Parallel query vs smart shutdown and Postmaster death

Started by Thomas Munroalmost 7 years ago6 messages
#1Thomas Munro
thomas.munro@gmail.com

Hello hackers,

1. In a nearby thread, I misdiagnosed a problem reported[1]/messages/by-id/CAEepm=0kMunPC0hhuT0VC-5dfMT3K-xsToJHkTznA6yrSARsPg@mail.gmail.com by Justin
Pryzby (though my misdiagnosis is probably still a thing to be fixed;
see next). I think I just spotted the real problem he saw: if you
execute a parallel query after a smart shutdown has been initiated,
you wait forever in gather_readnext()! Maybe parallel workers can't
be launched in this state, but we lack code to detect this case? I
haven't dug into the exact mechanism or figured out what to do about
it yet, and I'm tied up with something else for a bit, but I will come
back to this later if nobody beats me to it.

2. Commit cfdf4dc4 on the master branch fixed up all known waits that
didn't respond to postmaster death, and added an assertion to that
effect. One of the cases fixed was in gather_readnext(), and
initially I thought that's what Justin was telling us about (his
report was from 11.x), until I reread his message and saw that it was
SIGTERM and not eg SIGKILL. I should probably go and back-patch a fix
for that case anyway... but now I'm wondering, was there a reason for
that omission, and likewise for mq_putmessage()?

(Another case of missing PM death detection in the back-branches is
postgres_fdw.)

[1]: /messages/by-id/CAEepm=0kMunPC0hhuT0VC-5dfMT3K-xsToJHkTznA6yrSARsPg@mail.gmail.com

--
Thomas Munro
https://enterprisedb.com

#2Thomas Munro
thomas.munro@gmail.com
In reply to: Thomas Munro (#1)
1 attachment(s)
Re: Parallel query vs smart shutdown and Postmaster death

On Mon, Feb 25, 2019 at 2:13 PM Thomas Munro <thomas.munro@gmail.com> wrote:

1. In a nearby thread, I misdiagnosed a problem reported[1] by Justin
Pryzby (though my misdiagnosis is probably still a thing to be fixed;
see next).

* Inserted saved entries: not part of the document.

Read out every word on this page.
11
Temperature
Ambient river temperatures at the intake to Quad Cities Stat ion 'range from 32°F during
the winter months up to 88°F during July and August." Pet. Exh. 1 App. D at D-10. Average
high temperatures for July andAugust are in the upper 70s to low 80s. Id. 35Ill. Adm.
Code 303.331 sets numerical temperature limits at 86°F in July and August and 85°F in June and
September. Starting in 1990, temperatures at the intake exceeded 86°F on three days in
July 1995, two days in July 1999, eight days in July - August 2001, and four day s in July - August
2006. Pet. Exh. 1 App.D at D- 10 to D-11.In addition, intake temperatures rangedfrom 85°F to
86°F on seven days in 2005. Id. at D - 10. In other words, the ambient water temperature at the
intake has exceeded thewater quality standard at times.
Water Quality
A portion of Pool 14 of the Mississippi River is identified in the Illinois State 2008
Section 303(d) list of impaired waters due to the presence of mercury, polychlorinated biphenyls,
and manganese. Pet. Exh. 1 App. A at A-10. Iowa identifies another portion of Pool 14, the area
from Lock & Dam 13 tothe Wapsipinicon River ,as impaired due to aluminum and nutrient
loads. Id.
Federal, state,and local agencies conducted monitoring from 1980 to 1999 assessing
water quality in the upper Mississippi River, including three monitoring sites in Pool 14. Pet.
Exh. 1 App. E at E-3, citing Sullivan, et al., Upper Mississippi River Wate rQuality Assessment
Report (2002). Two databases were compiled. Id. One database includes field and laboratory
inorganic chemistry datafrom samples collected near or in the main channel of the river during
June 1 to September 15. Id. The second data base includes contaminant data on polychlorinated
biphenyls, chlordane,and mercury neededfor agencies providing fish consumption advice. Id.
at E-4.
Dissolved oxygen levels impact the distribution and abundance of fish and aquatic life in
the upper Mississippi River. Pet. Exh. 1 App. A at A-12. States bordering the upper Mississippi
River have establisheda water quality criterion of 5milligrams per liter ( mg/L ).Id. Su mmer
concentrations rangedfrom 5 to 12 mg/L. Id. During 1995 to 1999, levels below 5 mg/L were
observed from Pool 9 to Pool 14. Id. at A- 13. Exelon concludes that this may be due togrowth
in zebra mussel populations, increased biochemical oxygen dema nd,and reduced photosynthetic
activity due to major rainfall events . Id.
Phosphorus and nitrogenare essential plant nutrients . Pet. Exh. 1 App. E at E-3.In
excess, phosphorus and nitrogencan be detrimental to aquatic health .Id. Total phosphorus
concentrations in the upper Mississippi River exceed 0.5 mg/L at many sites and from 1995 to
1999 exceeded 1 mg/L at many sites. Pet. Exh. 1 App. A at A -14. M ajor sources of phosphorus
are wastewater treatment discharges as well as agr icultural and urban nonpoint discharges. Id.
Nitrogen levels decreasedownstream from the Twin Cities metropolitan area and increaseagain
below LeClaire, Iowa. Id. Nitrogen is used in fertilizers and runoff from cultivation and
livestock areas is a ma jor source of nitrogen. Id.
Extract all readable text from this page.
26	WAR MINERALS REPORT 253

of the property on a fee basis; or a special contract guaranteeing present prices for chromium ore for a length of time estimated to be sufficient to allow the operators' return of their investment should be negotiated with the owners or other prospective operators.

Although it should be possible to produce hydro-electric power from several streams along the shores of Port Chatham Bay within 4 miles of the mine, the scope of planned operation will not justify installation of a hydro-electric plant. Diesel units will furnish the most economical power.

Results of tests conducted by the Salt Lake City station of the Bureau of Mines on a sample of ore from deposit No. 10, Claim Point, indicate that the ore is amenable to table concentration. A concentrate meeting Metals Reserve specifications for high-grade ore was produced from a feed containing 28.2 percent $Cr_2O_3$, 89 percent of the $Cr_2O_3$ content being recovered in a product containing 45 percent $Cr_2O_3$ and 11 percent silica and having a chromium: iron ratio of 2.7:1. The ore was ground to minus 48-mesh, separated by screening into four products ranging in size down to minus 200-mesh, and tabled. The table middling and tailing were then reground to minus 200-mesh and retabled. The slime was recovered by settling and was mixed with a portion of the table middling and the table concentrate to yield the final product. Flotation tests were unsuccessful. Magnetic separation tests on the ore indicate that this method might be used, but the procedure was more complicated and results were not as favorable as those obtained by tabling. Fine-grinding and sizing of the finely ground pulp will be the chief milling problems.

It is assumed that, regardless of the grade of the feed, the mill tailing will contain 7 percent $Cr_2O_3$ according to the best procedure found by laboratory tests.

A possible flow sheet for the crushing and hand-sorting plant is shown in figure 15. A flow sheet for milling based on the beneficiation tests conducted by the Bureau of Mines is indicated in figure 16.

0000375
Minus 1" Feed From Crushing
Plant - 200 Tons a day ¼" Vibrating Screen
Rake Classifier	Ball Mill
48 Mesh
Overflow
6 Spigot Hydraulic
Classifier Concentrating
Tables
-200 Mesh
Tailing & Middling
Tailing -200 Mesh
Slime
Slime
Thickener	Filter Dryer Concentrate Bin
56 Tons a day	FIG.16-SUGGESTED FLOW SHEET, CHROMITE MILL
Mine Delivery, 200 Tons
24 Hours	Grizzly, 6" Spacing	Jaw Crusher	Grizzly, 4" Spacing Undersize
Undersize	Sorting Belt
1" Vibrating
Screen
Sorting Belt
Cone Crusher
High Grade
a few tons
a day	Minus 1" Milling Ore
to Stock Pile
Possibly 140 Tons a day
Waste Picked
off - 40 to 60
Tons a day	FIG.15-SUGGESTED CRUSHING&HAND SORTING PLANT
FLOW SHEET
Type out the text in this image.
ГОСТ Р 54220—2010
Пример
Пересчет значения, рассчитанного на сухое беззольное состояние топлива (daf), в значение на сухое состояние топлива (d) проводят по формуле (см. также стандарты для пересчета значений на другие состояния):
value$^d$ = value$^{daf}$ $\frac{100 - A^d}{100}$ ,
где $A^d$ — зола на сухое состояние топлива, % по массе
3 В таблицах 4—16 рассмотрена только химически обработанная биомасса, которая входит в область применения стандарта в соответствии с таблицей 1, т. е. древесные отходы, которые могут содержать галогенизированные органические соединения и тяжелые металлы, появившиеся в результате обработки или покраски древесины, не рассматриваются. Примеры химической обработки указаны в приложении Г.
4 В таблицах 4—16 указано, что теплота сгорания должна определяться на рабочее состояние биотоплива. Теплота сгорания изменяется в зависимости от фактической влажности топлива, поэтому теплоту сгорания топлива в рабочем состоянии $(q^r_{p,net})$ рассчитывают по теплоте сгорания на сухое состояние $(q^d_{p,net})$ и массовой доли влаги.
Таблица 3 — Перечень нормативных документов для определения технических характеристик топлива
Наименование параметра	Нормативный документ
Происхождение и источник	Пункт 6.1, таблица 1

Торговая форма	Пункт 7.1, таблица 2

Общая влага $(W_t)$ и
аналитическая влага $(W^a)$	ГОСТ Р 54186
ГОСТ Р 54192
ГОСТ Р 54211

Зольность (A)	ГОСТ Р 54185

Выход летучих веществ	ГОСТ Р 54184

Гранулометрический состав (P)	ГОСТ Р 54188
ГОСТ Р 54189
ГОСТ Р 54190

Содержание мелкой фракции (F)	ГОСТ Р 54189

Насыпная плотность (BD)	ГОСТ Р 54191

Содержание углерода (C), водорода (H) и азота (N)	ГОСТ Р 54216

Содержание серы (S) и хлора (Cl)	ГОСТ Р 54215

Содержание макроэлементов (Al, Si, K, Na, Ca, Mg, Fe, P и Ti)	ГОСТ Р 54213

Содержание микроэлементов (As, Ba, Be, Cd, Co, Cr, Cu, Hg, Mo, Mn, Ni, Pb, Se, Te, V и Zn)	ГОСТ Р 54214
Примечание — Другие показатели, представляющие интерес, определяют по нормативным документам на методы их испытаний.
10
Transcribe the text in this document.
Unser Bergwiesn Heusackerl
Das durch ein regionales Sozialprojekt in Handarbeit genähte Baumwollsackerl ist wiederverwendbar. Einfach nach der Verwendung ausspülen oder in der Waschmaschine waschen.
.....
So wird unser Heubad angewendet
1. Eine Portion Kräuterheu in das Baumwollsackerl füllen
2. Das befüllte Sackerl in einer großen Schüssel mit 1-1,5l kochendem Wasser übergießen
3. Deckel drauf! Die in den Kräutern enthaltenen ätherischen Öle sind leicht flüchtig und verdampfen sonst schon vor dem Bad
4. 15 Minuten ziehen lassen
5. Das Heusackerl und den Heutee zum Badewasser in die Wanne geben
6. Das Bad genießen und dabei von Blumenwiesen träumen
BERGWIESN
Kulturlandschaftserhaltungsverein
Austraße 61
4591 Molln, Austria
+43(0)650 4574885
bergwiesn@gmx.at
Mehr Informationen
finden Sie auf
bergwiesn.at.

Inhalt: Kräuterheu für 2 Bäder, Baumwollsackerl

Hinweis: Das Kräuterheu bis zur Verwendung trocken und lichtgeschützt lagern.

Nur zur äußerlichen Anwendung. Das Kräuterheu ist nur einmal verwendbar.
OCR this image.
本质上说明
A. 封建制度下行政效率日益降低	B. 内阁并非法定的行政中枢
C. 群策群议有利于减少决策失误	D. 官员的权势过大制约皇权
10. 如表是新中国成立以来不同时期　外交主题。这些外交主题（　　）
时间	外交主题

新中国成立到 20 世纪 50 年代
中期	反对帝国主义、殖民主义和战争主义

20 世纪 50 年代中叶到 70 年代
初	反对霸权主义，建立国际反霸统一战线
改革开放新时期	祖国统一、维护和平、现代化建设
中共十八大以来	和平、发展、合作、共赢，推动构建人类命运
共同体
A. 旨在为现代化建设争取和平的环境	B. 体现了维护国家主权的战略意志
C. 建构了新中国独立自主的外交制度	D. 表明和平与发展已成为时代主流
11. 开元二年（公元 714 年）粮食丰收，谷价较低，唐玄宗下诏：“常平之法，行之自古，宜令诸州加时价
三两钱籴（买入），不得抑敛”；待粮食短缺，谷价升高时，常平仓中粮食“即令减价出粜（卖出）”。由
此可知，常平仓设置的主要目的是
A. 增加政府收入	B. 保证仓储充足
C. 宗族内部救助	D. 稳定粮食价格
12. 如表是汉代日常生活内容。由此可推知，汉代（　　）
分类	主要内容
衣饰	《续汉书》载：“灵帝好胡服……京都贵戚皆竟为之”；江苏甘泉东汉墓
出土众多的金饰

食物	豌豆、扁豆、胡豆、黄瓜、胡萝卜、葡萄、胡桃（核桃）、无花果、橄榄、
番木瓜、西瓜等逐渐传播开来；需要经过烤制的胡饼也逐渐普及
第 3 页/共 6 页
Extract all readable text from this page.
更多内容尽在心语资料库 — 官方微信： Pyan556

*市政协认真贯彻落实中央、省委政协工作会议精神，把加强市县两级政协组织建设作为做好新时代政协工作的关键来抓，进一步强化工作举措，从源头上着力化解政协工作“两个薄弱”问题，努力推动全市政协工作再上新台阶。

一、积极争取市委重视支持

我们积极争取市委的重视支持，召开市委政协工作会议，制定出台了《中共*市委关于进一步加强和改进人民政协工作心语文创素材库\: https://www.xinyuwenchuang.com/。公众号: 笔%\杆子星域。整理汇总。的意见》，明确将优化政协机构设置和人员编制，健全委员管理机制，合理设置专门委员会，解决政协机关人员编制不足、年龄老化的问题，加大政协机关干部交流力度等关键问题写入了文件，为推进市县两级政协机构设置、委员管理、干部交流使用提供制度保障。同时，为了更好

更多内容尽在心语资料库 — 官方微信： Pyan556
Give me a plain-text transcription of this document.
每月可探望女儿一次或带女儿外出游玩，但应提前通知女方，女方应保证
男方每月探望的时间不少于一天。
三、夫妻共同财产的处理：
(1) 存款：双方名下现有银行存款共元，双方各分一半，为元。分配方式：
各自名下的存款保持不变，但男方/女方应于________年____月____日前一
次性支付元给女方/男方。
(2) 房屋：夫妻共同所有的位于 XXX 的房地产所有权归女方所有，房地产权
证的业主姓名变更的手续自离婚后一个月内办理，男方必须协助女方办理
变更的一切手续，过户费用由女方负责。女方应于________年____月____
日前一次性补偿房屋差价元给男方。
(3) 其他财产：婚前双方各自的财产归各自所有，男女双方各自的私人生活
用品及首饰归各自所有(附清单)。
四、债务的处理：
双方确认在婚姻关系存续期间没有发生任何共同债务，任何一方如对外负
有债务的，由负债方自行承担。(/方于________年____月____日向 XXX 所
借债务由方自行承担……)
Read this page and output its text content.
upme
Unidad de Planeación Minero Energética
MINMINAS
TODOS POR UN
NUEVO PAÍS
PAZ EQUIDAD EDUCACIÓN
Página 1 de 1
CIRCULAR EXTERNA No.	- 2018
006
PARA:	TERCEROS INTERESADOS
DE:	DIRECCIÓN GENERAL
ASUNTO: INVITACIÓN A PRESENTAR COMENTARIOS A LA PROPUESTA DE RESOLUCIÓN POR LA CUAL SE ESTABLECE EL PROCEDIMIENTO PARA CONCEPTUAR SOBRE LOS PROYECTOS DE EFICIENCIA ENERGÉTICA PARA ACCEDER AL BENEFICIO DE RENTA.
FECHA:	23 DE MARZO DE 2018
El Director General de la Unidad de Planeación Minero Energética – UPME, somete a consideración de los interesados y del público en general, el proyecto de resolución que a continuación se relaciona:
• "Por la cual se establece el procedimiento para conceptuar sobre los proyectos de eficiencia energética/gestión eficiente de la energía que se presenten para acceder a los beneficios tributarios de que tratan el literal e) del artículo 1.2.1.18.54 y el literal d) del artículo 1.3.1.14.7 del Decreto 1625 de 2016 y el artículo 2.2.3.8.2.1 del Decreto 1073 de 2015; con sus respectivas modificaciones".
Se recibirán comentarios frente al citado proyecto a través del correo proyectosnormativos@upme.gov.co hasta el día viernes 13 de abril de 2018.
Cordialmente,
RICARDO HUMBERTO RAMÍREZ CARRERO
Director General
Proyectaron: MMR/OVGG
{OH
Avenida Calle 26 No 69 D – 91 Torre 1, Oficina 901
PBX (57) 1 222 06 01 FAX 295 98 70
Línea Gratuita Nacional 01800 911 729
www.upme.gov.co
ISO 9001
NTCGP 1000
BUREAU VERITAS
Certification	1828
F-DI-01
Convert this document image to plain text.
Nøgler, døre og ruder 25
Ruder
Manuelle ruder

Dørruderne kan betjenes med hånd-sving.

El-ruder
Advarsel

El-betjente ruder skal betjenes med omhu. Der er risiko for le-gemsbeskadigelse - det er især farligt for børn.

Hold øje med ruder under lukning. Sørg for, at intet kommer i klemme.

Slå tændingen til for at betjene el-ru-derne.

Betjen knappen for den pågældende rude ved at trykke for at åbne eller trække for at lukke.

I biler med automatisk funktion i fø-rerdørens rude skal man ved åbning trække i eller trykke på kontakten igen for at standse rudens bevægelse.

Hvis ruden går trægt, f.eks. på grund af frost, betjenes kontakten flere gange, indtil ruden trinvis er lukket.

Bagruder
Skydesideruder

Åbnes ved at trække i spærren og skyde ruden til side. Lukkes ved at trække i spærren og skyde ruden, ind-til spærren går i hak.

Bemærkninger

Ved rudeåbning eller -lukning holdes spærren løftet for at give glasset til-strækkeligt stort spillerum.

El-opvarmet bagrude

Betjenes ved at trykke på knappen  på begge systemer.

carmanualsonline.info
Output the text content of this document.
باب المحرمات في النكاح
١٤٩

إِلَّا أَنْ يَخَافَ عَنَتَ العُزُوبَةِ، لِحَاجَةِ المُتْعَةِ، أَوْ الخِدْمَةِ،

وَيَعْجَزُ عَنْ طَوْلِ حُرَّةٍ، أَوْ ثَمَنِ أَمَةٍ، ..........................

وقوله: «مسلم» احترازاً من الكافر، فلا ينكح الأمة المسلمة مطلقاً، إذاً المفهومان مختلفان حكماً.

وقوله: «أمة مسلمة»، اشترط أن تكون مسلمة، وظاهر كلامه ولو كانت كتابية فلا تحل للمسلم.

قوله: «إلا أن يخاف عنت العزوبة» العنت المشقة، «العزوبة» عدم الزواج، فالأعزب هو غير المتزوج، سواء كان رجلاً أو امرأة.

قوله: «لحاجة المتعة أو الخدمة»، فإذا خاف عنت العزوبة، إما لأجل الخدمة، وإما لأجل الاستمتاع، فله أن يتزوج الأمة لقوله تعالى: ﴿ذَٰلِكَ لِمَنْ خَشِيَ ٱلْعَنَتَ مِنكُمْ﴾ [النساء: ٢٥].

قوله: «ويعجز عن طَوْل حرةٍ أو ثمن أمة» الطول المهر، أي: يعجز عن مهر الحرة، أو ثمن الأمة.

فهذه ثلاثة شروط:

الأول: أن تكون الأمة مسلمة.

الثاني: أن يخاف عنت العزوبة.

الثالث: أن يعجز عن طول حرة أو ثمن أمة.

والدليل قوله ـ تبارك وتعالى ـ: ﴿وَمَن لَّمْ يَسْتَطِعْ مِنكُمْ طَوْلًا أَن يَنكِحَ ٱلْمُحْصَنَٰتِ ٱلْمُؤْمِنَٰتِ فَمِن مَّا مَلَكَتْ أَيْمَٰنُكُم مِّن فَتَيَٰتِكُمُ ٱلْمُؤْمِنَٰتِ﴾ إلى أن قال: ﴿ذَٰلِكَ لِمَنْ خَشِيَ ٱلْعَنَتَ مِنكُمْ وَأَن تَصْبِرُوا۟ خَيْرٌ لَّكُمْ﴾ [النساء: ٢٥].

I think I just spotted the real problem he saw: if you
execute a parallel query after a smart shutdown has been initiated,
you wait forever in gather_readnext()! Maybe parallel workers can't
be launched in this state, but we lack code to detect this case? I
haven't dug into the exact mechanism or figured out what to do about
it yet, and I'm tied up with something else for a bit, but I will come
back to this later if nobody beats me to it.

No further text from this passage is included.